Class of 1940
If you were a high school track and field sprint fan in the post-Jesse Owens era leading into World War II – and residing in the Northeast, South or Midwest – you might not have ever heard much about Eddie Morris. That is, the “Huntington Beach Bullet” or the “Blonde Bullet,” as many liked to call him. But if you were California, especially Southern California, it was another story. If it hadn’t been for WWII and the cancellation of the 1940 and ’44 Olympic Games – not to mention a unusually bad hamstring injury – Morris might have truly been a part of the American sprint legacy. He might have challenged even more of Owens’ records than he did as a schoolboy.
The progress of Morris’s career at Huntington Beach took him to 1940 as a senior, when his performances drew comparisons to Owens. He lowered his 100y times to 9.6(9.5w) and 10.4 for 100m – which tied Owens’ 1933 mark and lasted until 1959. He would also run 20.7 for 220y, equaling another Owens time which would prevail for 13 years. He swept the California state and AAU Junior titles in both events, as well as running 4th in the AAU seniors – ranking 5th in the world in the 100 and 4th in the 220 for the year.

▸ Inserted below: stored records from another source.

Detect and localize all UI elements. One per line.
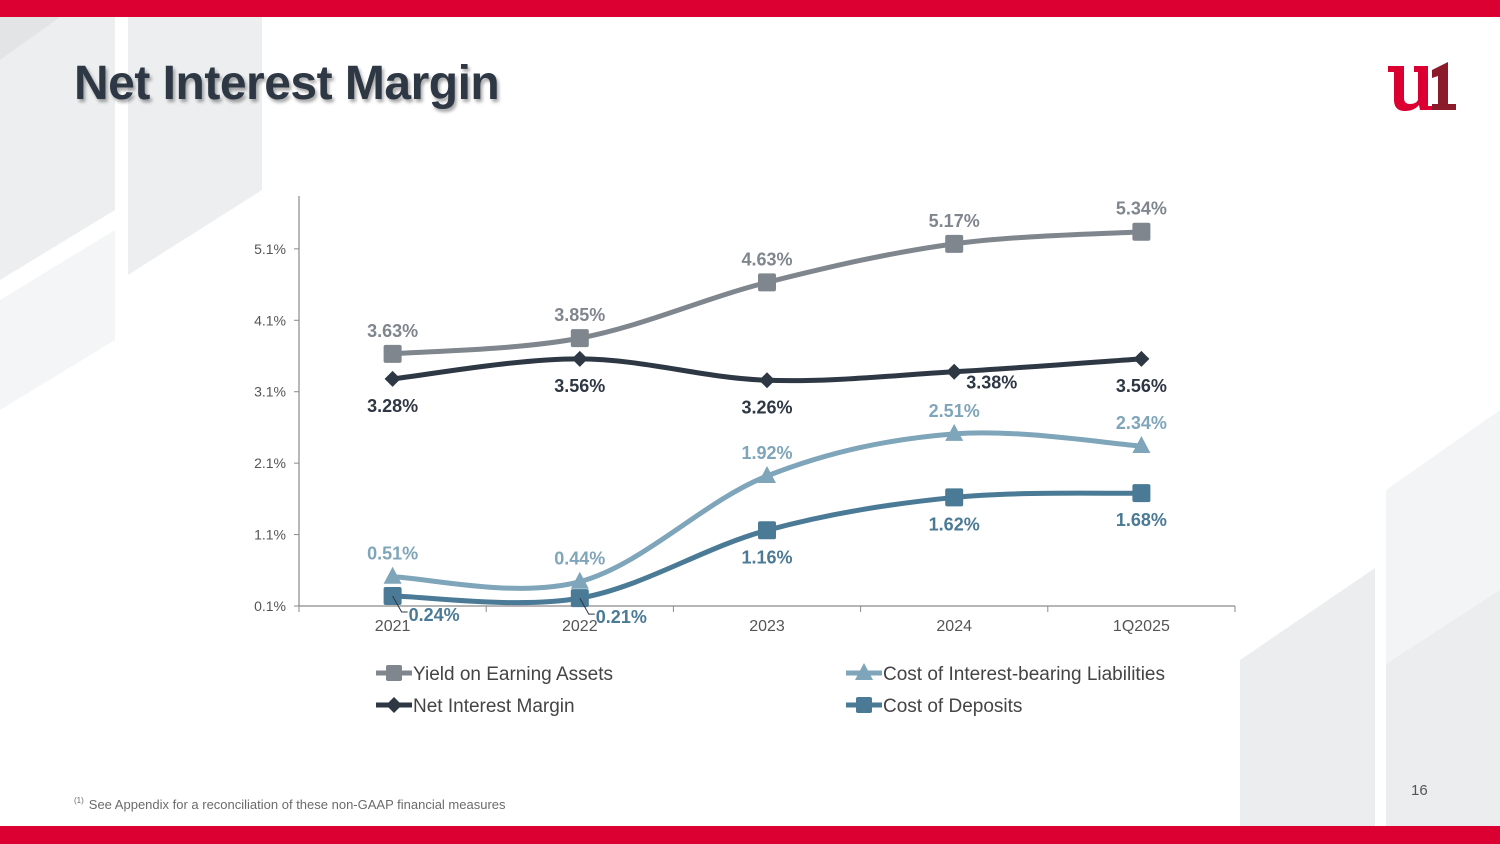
legend-item-net-interest-margin: Net Interest Margin xyxy=(376,696,575,717)
data-point-net-interest-margin xyxy=(946,363,963,380)
data-label-cost-of-deposits: 0.24% xyxy=(409,605,460,625)
y-tick-label: 0.1% xyxy=(254,598,286,614)
data-point-net-interest-margin xyxy=(571,350,588,367)
top-brand-bar xyxy=(0,0,1500,17)
legend-swatch-marker xyxy=(856,697,872,713)
data-label-cost-of-deposits: 1.62% xyxy=(929,514,980,534)
data-point-yield-on-earning-assets xyxy=(570,329,589,348)
data-label-net-interest-margin: 3.56% xyxy=(1116,376,1167,396)
data-label-yield-on-earning-assets: 5.17% xyxy=(929,211,980,231)
data-label-net-interest-margin: 3.56% xyxy=(554,376,605,396)
legend-label: Yield on Earning Assets xyxy=(413,664,613,685)
data-label-cost-of-interest-bearing-liabilities: 1.92% xyxy=(741,443,792,463)
data-point-yield-on-earning-assets xyxy=(383,344,402,363)
data-label-net-interest-margin: 3.26% xyxy=(741,397,792,417)
data-label-yield-on-earning-assets: 3.85% xyxy=(554,305,605,325)
data-label-cost-of-deposits: 1.16% xyxy=(741,547,792,567)
footnote-text: See Appendix for a reconciliation of the… xyxy=(88,797,506,812)
data-label-cost-of-deposits: 0.21% xyxy=(596,607,647,627)
y-tick-label: 3.1% xyxy=(254,384,286,400)
legend-item-cost-of-deposits: Cost of Deposits xyxy=(846,696,1022,717)
data-label-yield-on-earning-assets: 5.34% xyxy=(1116,199,1167,219)
u1-logo-icon xyxy=(1388,62,1456,111)
data-point-net-interest-margin xyxy=(384,370,401,387)
data-point-cost-of-interest-bearing-liabilities xyxy=(945,423,964,441)
bottom-brand-bar xyxy=(0,826,1500,844)
data-point-cost-of-deposits xyxy=(1132,484,1151,503)
legend-label: Net Interest Margin xyxy=(413,696,575,717)
y-tick-label: 1.1% xyxy=(254,527,286,543)
legend-label: Cost of Deposits xyxy=(883,696,1022,717)
legend-swatch-marker xyxy=(386,697,402,713)
data-point-cost-of-interest-bearing-liabilities xyxy=(1132,436,1151,453)
x-tick-label: 1Q2025 xyxy=(1113,618,1170,635)
footnote-marker: (1) xyxy=(74,796,84,805)
data-point-cost-of-interest-bearing-liabilities xyxy=(570,571,589,589)
footnote: (1) See Appendix for a reconciliation of … xyxy=(74,796,506,812)
data-point-cost-of-interest-bearing-liabilities xyxy=(758,466,776,483)
data-point-cost-of-deposits xyxy=(945,488,964,507)
data-label-cost-of-interest-bearing-liabilities: 0.51% xyxy=(367,544,418,564)
data-point-yield-on-earning-assets xyxy=(945,234,964,253)
label-leader-line xyxy=(579,597,595,615)
x-tick-label: 2024 xyxy=(936,618,972,635)
page-number: 16 xyxy=(1411,782,1428,799)
x-tick-label: 2022 xyxy=(562,618,598,635)
legend-swatch-marker xyxy=(855,663,873,680)
data-label-cost-of-interest-bearing-liabilities: 0.44% xyxy=(554,549,605,569)
data-point-cost-of-interest-bearing-liabilities xyxy=(383,566,402,584)
y-tick-label: 2.1% xyxy=(254,455,286,471)
y-tick-label: 4.1% xyxy=(254,312,286,328)
data-label-net-interest-margin: 3.38% xyxy=(966,373,1017,393)
legend-swatch-marker xyxy=(386,665,402,681)
legend-label: Cost of Interest-bearing Liabilities xyxy=(883,664,1165,685)
data-label-cost-of-interest-bearing-liabilities: 2.34% xyxy=(1116,413,1167,433)
data-label-yield-on-earning-assets: 4.63% xyxy=(741,249,792,269)
data-label-cost-of-deposits: 1.68% xyxy=(1116,510,1167,530)
y-tick-label: 5.1% xyxy=(254,241,286,257)
data-point-net-interest-margin xyxy=(759,372,775,389)
x-tick-label: 2023 xyxy=(749,618,785,635)
slide-title: Net Interest Margin xyxy=(74,57,500,110)
data-point-net-interest-margin xyxy=(1133,350,1150,367)
legend-item-yield-on-earning-assets: Yield on Earning Assets xyxy=(376,664,613,685)
legend-item-cost-of-interest-bearing-liabilities: Cost of Interest-bearing Liabilities xyxy=(846,663,1165,685)
data-point-cost-of-deposits xyxy=(758,521,776,540)
label-leader-line xyxy=(392,595,408,613)
data-point-yield-on-earning-assets xyxy=(1132,222,1151,241)
data-point-yield-on-earning-assets xyxy=(758,273,776,292)
data-label-net-interest-margin: 3.28% xyxy=(367,396,418,416)
data-label-cost-of-interest-bearing-liabilities: 2.51% xyxy=(929,401,980,421)
data-label-yield-on-earning-assets: 3.63% xyxy=(367,321,418,341)
x-tick-label: 2021 xyxy=(375,618,411,635)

This was all the culmination of events which began with Morris moving to California from Kansas with his family in 1931, while he was age 8. In 1937, during a gym class while a freshman at Huntington Beach, he was discovered while long jumping by Coach Harry M. (Cap) Sheue. After a year of hard training, he started excelling on the track and becoming something of a celebrity in the small town of 3,500 residents. Morris would become a 3-time state and Southern Section champion in the 220y, and 2-time SS champ in the 100. Even in 1938, the local media was touting him as a 1940 Olympic prospect.
But the war put paid to those hopes. Morris went to Santa Ana JC after high school, but suffered a brutal hamstring pull during a practice meet. Though he signed and competed for USC beginning in 1942, the injury never really healed and Morris wasn’t the same. After college, Morris had a 39-year career as a pipeline controller for a Long Beach oil corporation before retiring, then passed in 2002 at age 79.
Did You Know?
Eddie Morris was known as the “World’s Fastest Schoolboy” during his days at Huntington Beach.